1. Ich wähle das Reimschema. Sagen wir mal Kreuzreim, ABAB.
2. Ich wähle die Zahl der Versfüße. sagen wir mal fünf Hebungen; |-|-|-|-|-
3. Ich wähle für die erste Zeile einen Hauptsatz Satzbau meist: Subjekt-Prädikat-Objekt.
4. Nun überleg ich die Satzart: Aussagesatz, Fragesatz, Imperativ
5,. Dann schreibe ich den ersten Satz. Gewöhnlich über eine, höchstens über zwei Zeilen.
6. Will ich den Gedanken weiter führen, kommt nach dem Hauptsatz ein Nebensatz, der mit „und oder „weil„ oder„damit“ (und so weiter) eingeleitet wird.
7. Und schon habe ich nach wenigen Minuten eine erste Strophe mit einer individuellen Arbeitsmusik im Ohr.
Ist das alles zum Thema Anfang? – Nein! Sehr wichtig ist auch die Struktur der Zeilen-Anfänge. Wer mich regelmäßig liest, wird feststellen, dass ich beispielsweise oft das Wort „Anapher“ erwähne. Das bedeutet, dass ich am Anfang einiger aufeinanderfolgenden Zeilen das identisch gleiche Wort benutze. Dieser formale Trick garantiert automatisch, dass man thematisch kohärent bleibt. Ich muss noch nicht einmal wissen, worum es überhaupt gehen wird. Allein die Benutzung der Anapher holt aus dem Schreibsalat allmählich einige vielversprechende Leckereien.
Soweit, so gut. Bleibt nur die Frage offen, warum ich immer wieder derartig ausführlich Einblicke in meine Arbeitsweise ungefragt präsentiere
Hm… das bin dann wohl ich!
Am Anfang meiner Karriere stolperte ich infolge eines eher zufälligen territorialen Hits in die Situation, dass plötzlich viele halbwegs bekannten Bands von mir Texte haben wollten. Aber ich hatte keinerlei Handwerk und schnell wurde das professionelle Schreiben eine echte Qual für mich. Ich schleppte mich Jahre lang (seelisch immer müder werdend) von Demo zu Demo. Und suchte verzweifelt nach Hilfsmitteln, um schneller und kräftiger arbeiten zu können.
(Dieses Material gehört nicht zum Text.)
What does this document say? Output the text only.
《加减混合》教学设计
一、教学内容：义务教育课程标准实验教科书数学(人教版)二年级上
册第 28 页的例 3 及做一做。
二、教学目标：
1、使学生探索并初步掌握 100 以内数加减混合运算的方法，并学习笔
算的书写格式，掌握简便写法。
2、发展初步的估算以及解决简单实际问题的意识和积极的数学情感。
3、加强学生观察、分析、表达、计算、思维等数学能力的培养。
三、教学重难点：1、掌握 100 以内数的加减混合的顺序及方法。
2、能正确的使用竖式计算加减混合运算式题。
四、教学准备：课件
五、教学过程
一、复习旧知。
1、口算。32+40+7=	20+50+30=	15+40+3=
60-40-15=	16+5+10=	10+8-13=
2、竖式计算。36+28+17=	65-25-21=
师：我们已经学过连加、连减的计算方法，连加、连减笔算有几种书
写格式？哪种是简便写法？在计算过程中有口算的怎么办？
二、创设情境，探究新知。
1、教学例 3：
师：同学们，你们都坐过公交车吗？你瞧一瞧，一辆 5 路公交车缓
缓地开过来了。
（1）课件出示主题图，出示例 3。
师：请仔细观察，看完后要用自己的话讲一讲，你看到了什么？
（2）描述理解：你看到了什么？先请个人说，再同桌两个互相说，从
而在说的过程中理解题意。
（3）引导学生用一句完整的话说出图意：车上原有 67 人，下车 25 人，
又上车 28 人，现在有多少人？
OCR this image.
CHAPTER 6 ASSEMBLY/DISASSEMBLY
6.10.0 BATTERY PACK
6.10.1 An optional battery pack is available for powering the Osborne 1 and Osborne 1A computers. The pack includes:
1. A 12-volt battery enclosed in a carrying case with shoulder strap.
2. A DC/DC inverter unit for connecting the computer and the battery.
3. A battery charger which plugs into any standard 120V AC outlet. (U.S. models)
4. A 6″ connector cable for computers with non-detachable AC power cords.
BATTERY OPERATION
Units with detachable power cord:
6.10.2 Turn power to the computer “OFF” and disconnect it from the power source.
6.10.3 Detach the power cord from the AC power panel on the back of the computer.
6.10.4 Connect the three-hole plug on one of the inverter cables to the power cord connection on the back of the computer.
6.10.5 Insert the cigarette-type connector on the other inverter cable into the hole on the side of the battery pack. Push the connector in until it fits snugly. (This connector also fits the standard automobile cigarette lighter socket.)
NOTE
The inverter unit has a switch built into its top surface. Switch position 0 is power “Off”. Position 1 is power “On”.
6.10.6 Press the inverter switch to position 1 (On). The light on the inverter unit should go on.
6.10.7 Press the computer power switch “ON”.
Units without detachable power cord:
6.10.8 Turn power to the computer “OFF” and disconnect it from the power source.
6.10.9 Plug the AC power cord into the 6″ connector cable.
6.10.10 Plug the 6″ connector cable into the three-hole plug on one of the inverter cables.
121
Oder anders gesagt: Ich begann, am Anfang eines Textes geeignete Worte zu sammeln, und aus diesen Worten intuitiv eine Idee heraus zu filtern. Über die Jahre bemerkte ich aber, dass es fragwürdig ist, mit Worten oder einem Exposé zu beginnen, da so ein kleiner Musik-Text fast automatisch zu kopflastig wird. Zu viel Logik macht einen Text schwer. Das ist ein Thema für sich!
Es sind wohl gerade die Stilmittel, die automatisch für einen lockeren Ton sorgen, Aber den lockeren TON sollte man wörtlich nehmen. nehmen. Es sind die Klänge, die unser Ohr schmeicheln. Nicht etwa irgendwelche Slogans, die gerade modern sind. (Ein guter Slogan ist zudem meistens nichts weiter als eine Summe guter Klänge. )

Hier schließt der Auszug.